The National Library of Scotland (NLS) is under fire after Amina Shah, Scotland’s national librarian and the NLS chief executive, opted not to include a pro-women’s rights book in a centenary display.

The NLS initially asked the public for nominations, calling the display a “love letter” to reading and literacy and suggesting that people submit titles that had inspired and encouraged their love of reading — and titles that received a certain number of nominations were to be included in the planned ten-month display.

One book that received more than double the requisite number of nominations was “The Women Who Wouldn’t Wheesht” — a series of essays that chronicled the fight between feminists like “Harry Potter” author J.K. Rowling who questioned radical gender ideology and former Scottish First Minister Nicola Sturgeon’s gender self-identification law. The title comes from their refusal to remain silent — in the Gaelic “haud yer wheesht” — while radical trans activists effectively erased women.

Despite meeting the threshold for display, “The Women Who Wouldn’t Wheesht” was banned by the NLS after LGBT staffers complained that it was “hate speech.” Shah claimed that she’d made the decision in light of “the potential impact on key stakeholders” who could potentially “withdraw support for the exhibition and the centenary” altogether.

Susan Dalgety and Lucy Hunter Blackburn, who edited the book, sent a letter to Shah questioning the decision.

“We have written to the National Librarian about her decision to remove The Women Who Wouldn’t Wheesht from the centenary exhibition for the National Library of Scotland, Dear Library, in response to complaints from its LGBT staff network,” an X post including the letter explained.

The letter reads, in part:

This is about more than the book. This is the legacy of a decade of political leadership which has demonized and delegitimized people who refused to conform to the approved narrative on sex and gender identity.

The material released also lifts the lid on the network of discrimination and censorship which operates across Scotland’s public institutions with impunity through staff networks and other activist groups, enabled by weak leadership.

For Women Scotland also issued a statement criticizing the NLS, saying, “Just when we thought censorship in Scotland couldn’t get any worse, it emerges that @natlibscot decided to remove WWWW from an exhibition due to tantrums from the staff LGBT group.

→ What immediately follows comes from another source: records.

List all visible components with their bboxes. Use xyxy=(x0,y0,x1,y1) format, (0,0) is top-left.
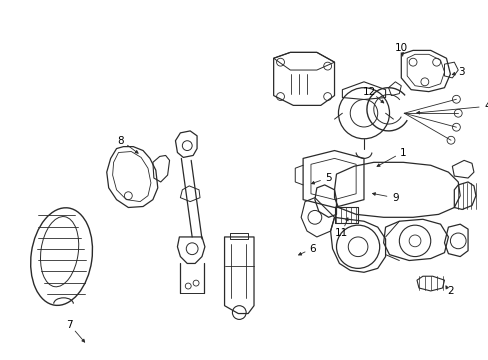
Text: 8: 8 xyxy=(117,136,123,146)
Text: 4: 4 xyxy=(484,102,488,111)
Text: 9: 9 xyxy=(391,193,398,203)
Text: 6: 6 xyxy=(309,244,316,254)
Text: 7: 7 xyxy=(66,320,73,330)
Text: 1: 1 xyxy=(399,148,406,158)
Text: 12: 12 xyxy=(363,87,376,96)
Text: 3: 3 xyxy=(457,67,464,77)
Text: 11: 11 xyxy=(334,228,347,238)
Text: 10: 10 xyxy=(394,44,407,53)
Text: 5: 5 xyxy=(325,173,331,183)
Text: 2: 2 xyxy=(446,286,453,296)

By caving to this, the library lends weight to their wholly untruthful objections to the book.”

“The Times reports that ‘An earlier decision to include the text was reversed after an internal LGBT staff network claimed including it would cause “severe harm” and threatened to “notify LGBT+ partners of the library’s endorsement” of it,’” the statement continued. “What ‘harm’? Is this book uniquely likely to cause bad paper cuts? ‘An internal equality assessment warned that refusing to include the book could be seen as “a form of censorship which undermines our public duty as a national library”’ Well, duh!”